My guest post at the #nhssm website considers the challenges of using social media for patient feedback on their care. Please read it on the #nhssm website and leave comments there. Alternatively you can read a copy of the post below.
Over the past six months, I have seen first hand the benefits of using social media (in particular Twitter) to interact, engage and build relationships outside of my own professional circle. As a researcher interested in the use of social media in healthcare, I have come across many advocates of social media in healthcare, mainly found on Twitter I must admit, such as the many wonderful contributors to #nhssm (Social Media in the NHS). However, I must say as much as I can see benefits of using social media in healthcare, there are some challenges that need addressing with regards to gathering and elliciting patient feedback using social media. Ali Handscomb mentions in a recent post how she feels NHS organisations should respond to tweets:
When an organisation doesnt reply to a tweet they are being rude and missing an opportunity to get feedback or to engage. There are numerous examples of organisations which do this and frankly then having a social media presence is a waste of time in my opinion. It is window dressing and serves no real purpose. Anyone who mentions your service or organisation should be replied to every time without exception.
Tess Harris responds to the above:
I have no objections to NHS brands monitoring my tweets but they don’t seem very action-oriented in their responses. Eg I recently tweeted after a consultation at the Royal Free; they picked it up quickly (while I was on the bus home) and said they’d retweet my compliments to the renal team. But I never heard if that happened and I asked a couple of docs at RF who were unaware.
I also tweeted about my poor experience of requesting my patient records; they tweeted back that I should write again or try PALS – I had done that already. I was testing the record-request system, and it failed. It would have been nice if the tweet team/person had been able to do something positive after the tweet convo, but maybe they are not empowered to react to comments, complaints etc, and just have listen in and (maybe) capture what’s said.
I agree with Ali Handscomb that those NHS organisations that don’t respond to healthcare users on Twitter are being rude (especially in the twittersphere it is rude). But at least the Royal Free responded almost immediately, and I would say that is actually rather positive. I say this because I tweeted about a visit to Addenbrookes’ Hospital earlier in the year, and received a response after two weeks (and yes, I was annoyed! ). However, do we find it rude if no one responds do the feedback we leave on a comment cards at the hospital?
I don’t think the problem here is that healthcare professional don’t know how to respond or don’t have enough social media training, the problem here is to do with the way patient feedback, patient engagement and public involvement is dealt with in the NHS in general. Furthermore, none of the NHS social media accounts (in this case Twitter) are being used to elicit patient feedback on care, and hence the engagement team or feedback team are not in control of the twitter account (but as we know the comms team are). Hence, I would suggest that NHS social media accounts be shared by both the comms team and the patient engagement team, especially if NHS hospitals find that many patients are using social media to give feedback (and I suspect this will happen in the near future). However, there are three major concerns within the NHS in using social media to gain patient feedback:
1. The lack of control on an open platform The NHS has no control over who gives what type of feedback about their services. And I suspect this is the reason why many of the NHS hospitals are not engaging with patients over Twitter or Facebook. If they engage with positive responses and re-tweet them them, they would also have to re-tweet and respond to negative responses. Are comms teams really going to re-tweet negative feedback? Do we see negative feedback on any PR material provided by any of the hospitals? Do we challenge hospitals (in fact any organisation) as to why negative feedback is almost never displayed on their display boards, leaflets and PR material?

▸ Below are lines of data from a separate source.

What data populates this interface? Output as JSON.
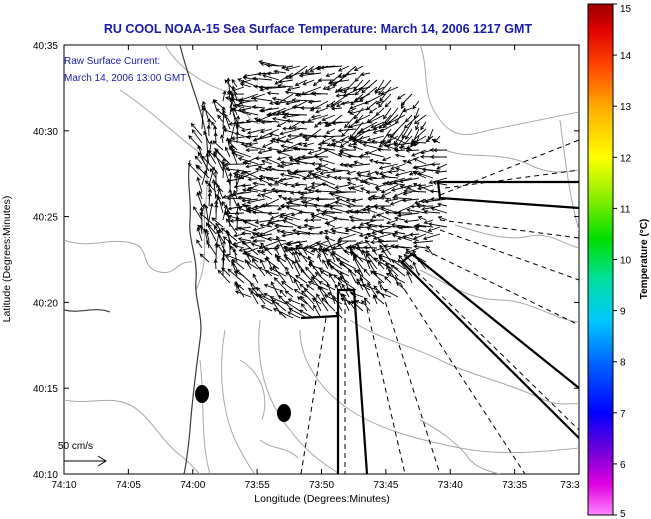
{
  "title": "RU COOL  NOAA-15  Sea Surface Temperature:  March 14, 2006 1217 GMT",
  "annotation": {
    "line1": "Raw Surface Current:",
    "line2": "March 14, 2006 13:00 GMT"
  },
  "scale_label": "50 cm/s",
  "xlabel": "Longitude (Degrees:Minutes)",
  "ylabel": "Latitude (Degrees:Minutes)",
  "x_ticks": [
    "74:10",
    "74:05",
    "74:00",
    "73:55",
    "73:50",
    "73:45",
    "73:40",
    "73:35",
    "73:3"
  ],
  "y_ticks": [
    "40:35",
    "40:30",
    "40:25",
    "40:20",
    "40:15",
    "40:10"
  ],
  "colorbar": {
    "label": "Temperature (°C)",
    "ticks": [
      "15",
      "14",
      "13",
      "12",
      "11",
      "10",
      "9",
      "8",
      "7",
      "6",
      "5"
    ]
  },
  "colors": {
    "title_text": "#1a1aa8",
    "annotation_text": "#1a1aa8",
    "land_contour": "#999999",
    "coast": "#444444",
    "vectors": "#000000"
  },
  "icons": [
    "north-arrow-scale-icon",
    "station-marker-icon"
  ]
}
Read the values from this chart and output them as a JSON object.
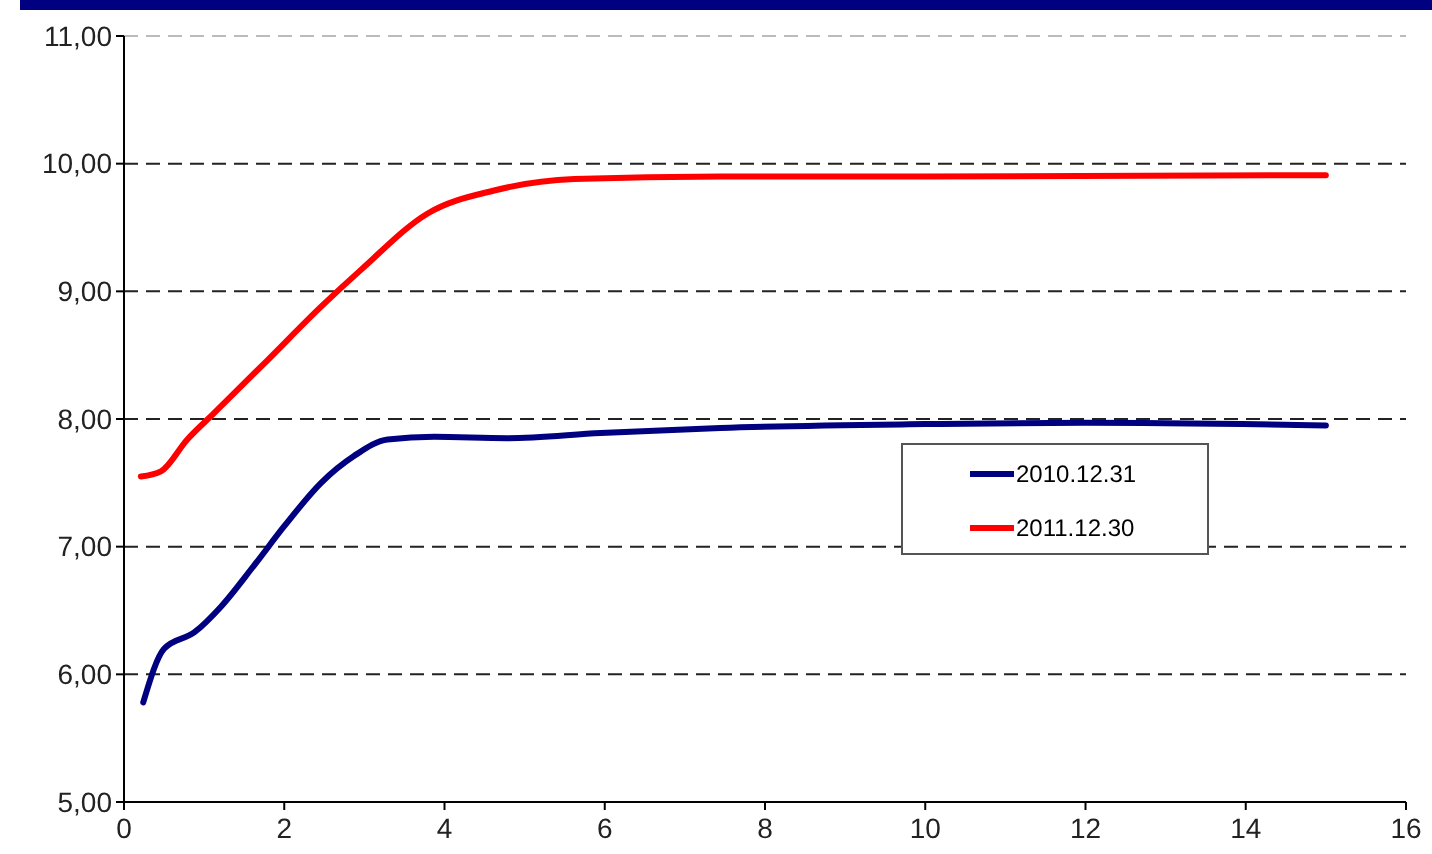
{
  "chart_data": {
    "type": "line",
    "xlim": [
      0,
      16
    ],
    "xticks": [
      0,
      2,
      4,
      6,
      8,
      10,
      12,
      14,
      16
    ],
    "ylim": [
      5,
      11
    ],
    "yticks": [
      {
        "value": 5,
        "label": "5,00"
      },
      {
        "value": 6,
        "label": "6,00"
      },
      {
        "value": 7,
        "label": "7,00"
      },
      {
        "value": 8,
        "label": "8,00"
      },
      {
        "value": 9,
        "label": "9,00"
      },
      {
        "value": 10,
        "label": "10,00"
      },
      {
        "value": 11,
        "label": "11,00"
      }
    ],
    "grid": "y",
    "legend": "right",
    "line_style": "solid",
    "marker": "none",
    "series": [
      {
        "name": "2010.12.31",
        "color": "#000080",
        "x": [
          0.24,
          0.5,
          0.88,
          1.21,
          1.62,
          2.0,
          2.46,
          2.87,
          3.29,
          3.87,
          4.78,
          5.95,
          7.44,
          10,
          12,
          15
        ],
        "values": [
          5.78,
          6.2,
          6.33,
          6.53,
          6.85,
          7.16,
          7.5,
          7.71,
          7.84,
          7.86,
          7.85,
          7.89,
          7.93,
          7.96,
          7.97,
          7.95
        ]
      },
      {
        "name": "2011.12.30",
        "color": "#ff0000",
        "x": [
          0.21,
          0.46,
          0.79,
          1.13,
          1.79,
          2.46,
          2.96,
          3.79,
          4.62,
          5.62,
          7.44,
          10,
          15
        ],
        "values": [
          7.55,
          7.59,
          7.84,
          8.05,
          8.46,
          8.88,
          9.17,
          9.61,
          9.79,
          9.88,
          9.9,
          9.9,
          9.91
        ]
      }
    ]
  }
}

2. Fear of breaking patient confidentiality There are concerns amongst some healthcare professionals that patients are not aware of the public nature of social media (courtesy of @amcunningham and @johnpopham). When they post something on Twitter regarding their treatment or the service they have used, the entire world can read it (when you tweet something, it is the same as shouting the message out in Trafalgar Sqaure). Healthcare professionals are concerned that by encouraging patients to give feedback on care via social media, they may be placing them in a vulnerable position. This was suggested as one of the reasons why NHS hospitals may not be claiming Facebook venues as theirs, even though according to a mini-study by Carl Plant, the Facebook pages seem to receive more feedback than feedback received through NHS Choices.
3. Are alternative feedback methods just as effective and open as social media? From my estimates, just over 50% of all healthcare users are over the age 0f 65. Hence, considering that many over 65s are not even comfortable with using the internet, how do we expect them to be comfortable with using social media? Hence, if the NHS uses social media formally to get patient feedback which is transparent and open to all, then wouldn’t there be a need to replicate this openness and transparency to feedback gained through other methods of feedback? If so, how would that be done, and is the NHS willing to do that?
So the question is: How do we address these challenges? I can see the latter two challenges slowly eroding away in the next 30 years or so as internet and mobile usage increases and web and mobile penetration reaches close to a 100%. But what can be done in the meanwhile? For the 1st challenge, I suppose we can start addressing it by asking: Is the NHS’s fear of lack of control over patient feedback on an open platform a legitimate one?